Très peu au cours de leur formation initiale. Si ces sujets ne sont quasiment pas abordés dans le cursus des éducateurs spécialisés et des moniteurs-éducateurs, ils le sont davantage dans celui des aides-soignants et surtout des accompagnants éducatifs et sociaux, mais cela reste insuffisant. Les institutions sont donc obligées de faire appel à des intervenants extérieurs dans le cadre de la formation permanente pour aborder le vieillissement, ses pathologies et les nécessaires aménagements de la prise en charge.
Quelles sont les dimensions psychiques du deuil notamment chez les personnes fragiles ?
Le deuil est la réaction psychologique consécutive à la perte d’un proche. Les publics en difficulté sont peu armés pour y faire face : ils ont du mal à comprendre la disparition, qui apparaît comme un évènement mystérieux ou générateur d’angoisse, à exprimer leurs émotions et à gérer mentalement le souvenir. Tout s’entremêle : le déni, la dépression, l’espoir, la culpabilité, la réalité et l’imaginaire… Il faut donc soutenir ces personnes et prendre en compte le deuil comme un moment de la vie, ce que les institutions ont encore du mal à faire.
Comment ces dernières peuvent-elles intégrer le deuil dans leur projet d’établissement ?
Les institutions doivent s’en préoccuper au même titre que n’importe quel autre évènement. Ne rien faire pourrait être assimilé à de la « non-assistance à personne en danger ». Il s’agit d’une responsabilité éthique impliquant le respect et la considération pour la souffrance de l’autre et la mise en place d’actions pour y répondre : restauration des rites culturels entourant la disparition et la mort, espaces d’écoute et de parole, accompagnement aux obsèques, visite sur la tombe, photos…
Comment les professionnels peuvent-ils accompagner les endeuillés ?
L’accompagnement du deuil peut se référer au modèle de l’intervention post-traumatique avec plusieurs étapes. Il s’agit, d’abord, de pouvoir rassurer la personne en écoutant sa souffrance et en faisant preuve de sollicitude. Ensuite de lui permettre de parler et de s’exprimer à propos du décès du proche. Enfin, il faut, au long cours, rester attentif à tout ce qui peut manifester des perturbations dans l’équilibre psychologique avec une attention au sommeil et aux comportements inhabituels, tels les évitements des marques du souvenir. Ce sont des signaux d’alerte qui doivent déclencher une procédure de soutien et/ou une consultation avec un psychiatre ou psychologue, autant d’ailleurs pour les résidents que pour les soignants. D’où la nécessité plus largement de restaurer les espaces cliniques, où la parole peut circuler, à l’intérieur des institutions.

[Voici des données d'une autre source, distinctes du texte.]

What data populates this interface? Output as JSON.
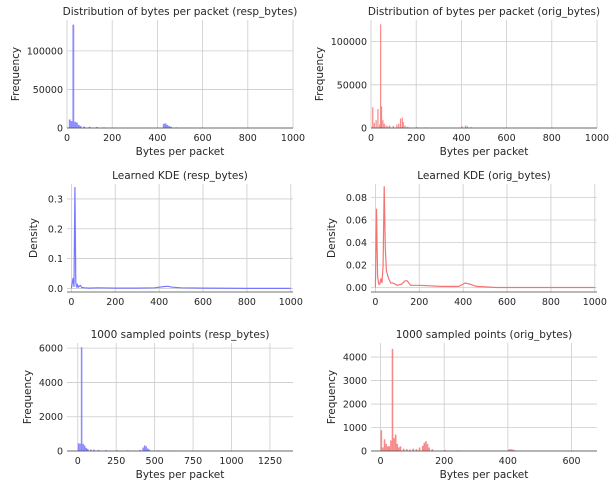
{
  "colors": {
    "resp": "#7777ff",
    "orig": "#f47474",
    "grid": "#cccccc",
    "text": "#262626"
  },
  "chart_data": [
    {
      "type": "bar",
      "title": "Distribution of bytes per packet (resp_bytes)",
      "xlabel": "Bytes per packet",
      "ylabel": "Frequency",
      "color_key": "resp",
      "xlim": [
        0,
        1000
      ],
      "ylim": [
        0,
        140000
      ],
      "xticks": [
        0,
        200,
        400,
        600,
        800,
        1000
      ],
      "yticks": [
        0,
        50000,
        100000
      ],
      "bin_width": 8,
      "x": [
        8,
        16,
        24,
        32,
        40,
        48,
        56,
        72,
        96,
        128,
        160,
        208,
        256,
        304,
        352,
        400,
        424,
        432,
        440,
        448,
        456,
        480,
        520,
        600,
        720,
        880,
        960
      ],
      "values": [
        11000,
        9000,
        134000,
        8000,
        7000,
        4000,
        2500,
        1800,
        1500,
        1200,
        800,
        400,
        300,
        300,
        300,
        400,
        5500,
        6000,
        4000,
        2500,
        1500,
        800,
        400,
        300,
        200,
        200,
        150
      ]
    },
    {
      "type": "bar",
      "title": "Distribution of bytes per packet (orig_bytes)",
      "xlabel": "Bytes per packet",
      "ylabel": "Frequency",
      "color_key": "orig",
      "xlim": [
        0,
        1000
      ],
      "ylim": [
        0,
        125000
      ],
      "xticks": [
        0,
        200,
        400,
        600,
        800,
        1000
      ],
      "yticks": [
        0,
        50000,
        100000
      ],
      "bin_width": 5,
      "x": [
        5,
        12,
        20,
        28,
        36,
        40,
        44,
        50,
        56,
        64,
        72,
        80,
        96,
        112,
        120,
        128,
        136,
        140,
        148,
        160,
        200,
        240,
        300,
        400,
        416,
        424,
        440,
        500,
        600,
        800,
        960
      ],
      "values": [
        24000,
        6000,
        9000,
        22000,
        4000,
        120000,
        25000,
        9000,
        5000,
        3000,
        2000,
        3000,
        2500,
        4000,
        5000,
        11000,
        12000,
        7000,
        3000,
        1500,
        1000,
        800,
        500,
        2000,
        3000,
        2000,
        1000,
        400,
        300,
        200,
        150
      ]
    },
    {
      "type": "line",
      "title": "Learned KDE (resp_bytes)",
      "xlabel": "",
      "ylabel": "Density",
      "color_key": "resp",
      "xlim": [
        -20,
        1010
      ],
      "ylim": [
        -0.012,
        0.35
      ],
      "xticks": [
        0,
        200,
        400,
        600,
        800,
        1000
      ],
      "yticks": [
        0.0,
        0.1,
        0.2,
        0.3
      ],
      "x": [
        0,
        8,
        12,
        16,
        20,
        24,
        28,
        32,
        40,
        48,
        60,
        80,
        120,
        200,
        300,
        380,
        420,
        440,
        460,
        500,
        600,
        800,
        1000
      ],
      "values": [
        0.0,
        0.035,
        0.005,
        0.34,
        0.02,
        0.003,
        0.012,
        0.004,
        0.01,
        0.003,
        0.002,
        0.001,
        0.002,
        0.001,
        0.001,
        0.002,
        0.006,
        0.007,
        0.004,
        0.002,
        0.001,
        0.0,
        0.0
      ]
    },
    {
      "type": "line",
      "title": "Learned KDE (orig_bytes)",
      "xlabel": "",
      "ylabel": "Density",
      "color_key": "orig",
      "xlim": [
        -20,
        1010
      ],
      "ylim": [
        -0.004,
        0.092
      ],
      "xticks": [
        0,
        200,
        400,
        600,
        800,
        1000
      ],
      "yticks": [
        0.0,
        0.02,
        0.04,
        0.06,
        0.08
      ],
      "x": [
        0,
        5,
        10,
        15,
        20,
        25,
        30,
        35,
        40,
        45,
        50,
        60,
        70,
        80,
        100,
        120,
        135,
        145,
        160,
        200,
        300,
        380,
        410,
        430,
        460,
        550,
        700,
        1000
      ],
      "values": [
        0.0,
        0.07,
        0.01,
        0.003,
        0.003,
        0.008,
        0.004,
        0.02,
        0.09,
        0.035,
        0.015,
        0.008,
        0.004,
        0.004,
        0.002,
        0.003,
        0.006,
        0.006,
        0.002,
        0.002,
        0.001,
        0.001,
        0.004,
        0.003,
        0.001,
        0.0,
        0.0,
        0.0
      ]
    },
    {
      "type": "bar",
      "title": "1000 sampled points (resp_bytes)",
      "xlabel": "Bytes per packet",
      "ylabel": "Frequency",
      "color_key": "resp",
      "xlim": [
        -70,
        1400
      ],
      "ylim": [
        0,
        6300
      ],
      "xticks": [
        0,
        250,
        500,
        750,
        1000,
        1250
      ],
      "yticks": [
        0,
        2000,
        4000,
        6000
      ],
      "bin_width": 10,
      "x": [
        0,
        10,
        20,
        30,
        40,
        50,
        60,
        80,
        100,
        130,
        180,
        250,
        320,
        400,
        420,
        430,
        440,
        450,
        460,
        520,
        600,
        800,
        1000,
        1200
      ],
      "values": [
        450,
        430,
        6050,
        420,
        320,
        180,
        120,
        90,
        80,
        60,
        50,
        40,
        40,
        60,
        200,
        330,
        270,
        150,
        80,
        40,
        30,
        20,
        15,
        10
      ]
    },
    {
      "type": "bar",
      "title": "1000 sampled points (orig_bytes)",
      "xlabel": "Bytes per packet",
      "ylabel": "Frequency",
      "color_key": "orig",
      "xlim": [
        -30,
        680
      ],
      "ylim": [
        0,
        4600
      ],
      "xticks": [
        0,
        200,
        400,
        600
      ],
      "yticks": [
        0,
        1000,
        2000,
        3000,
        4000
      ],
      "bin_width": 5,
      "x": [
        0,
        5,
        10,
        15,
        20,
        25,
        30,
        35,
        40,
        45,
        50,
        55,
        60,
        70,
        80,
        90,
        100,
        110,
        120,
        130,
        135,
        140,
        145,
        150,
        160,
        200,
        240,
        300,
        400,
        405,
        410,
        415,
        420,
        500,
        600
      ],
      "values": [
        880,
        150,
        500,
        300,
        200,
        200,
        450,
        4350,
        550,
        700,
        300,
        150,
        200,
        100,
        80,
        60,
        100,
        80,
        150,
        220,
        350,
        420,
        300,
        150,
        80,
        40,
        30,
        20,
        60,
        80,
        70,
        50,
        30,
        20,
        10
      ]
    }
  ]
}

Le deuil peut-il être l’occasion de renaître ?
Bien sûr, tout n’est pas négatif lors d’un deuil. Le vide laissé par l’absent disparu constitue un saisissement qui peut être l’occasion de s’inscrire dans un espace de création : de nouveaux projets, le développement d’une expression artistique. Réagir, se rebeller est le premier pas vers la reconstruction. C’est bien l’entrée dans une perspective d’avenir qui signe l’issue du travail de deuil.

Propos recueillis par Isabelle Sarazin.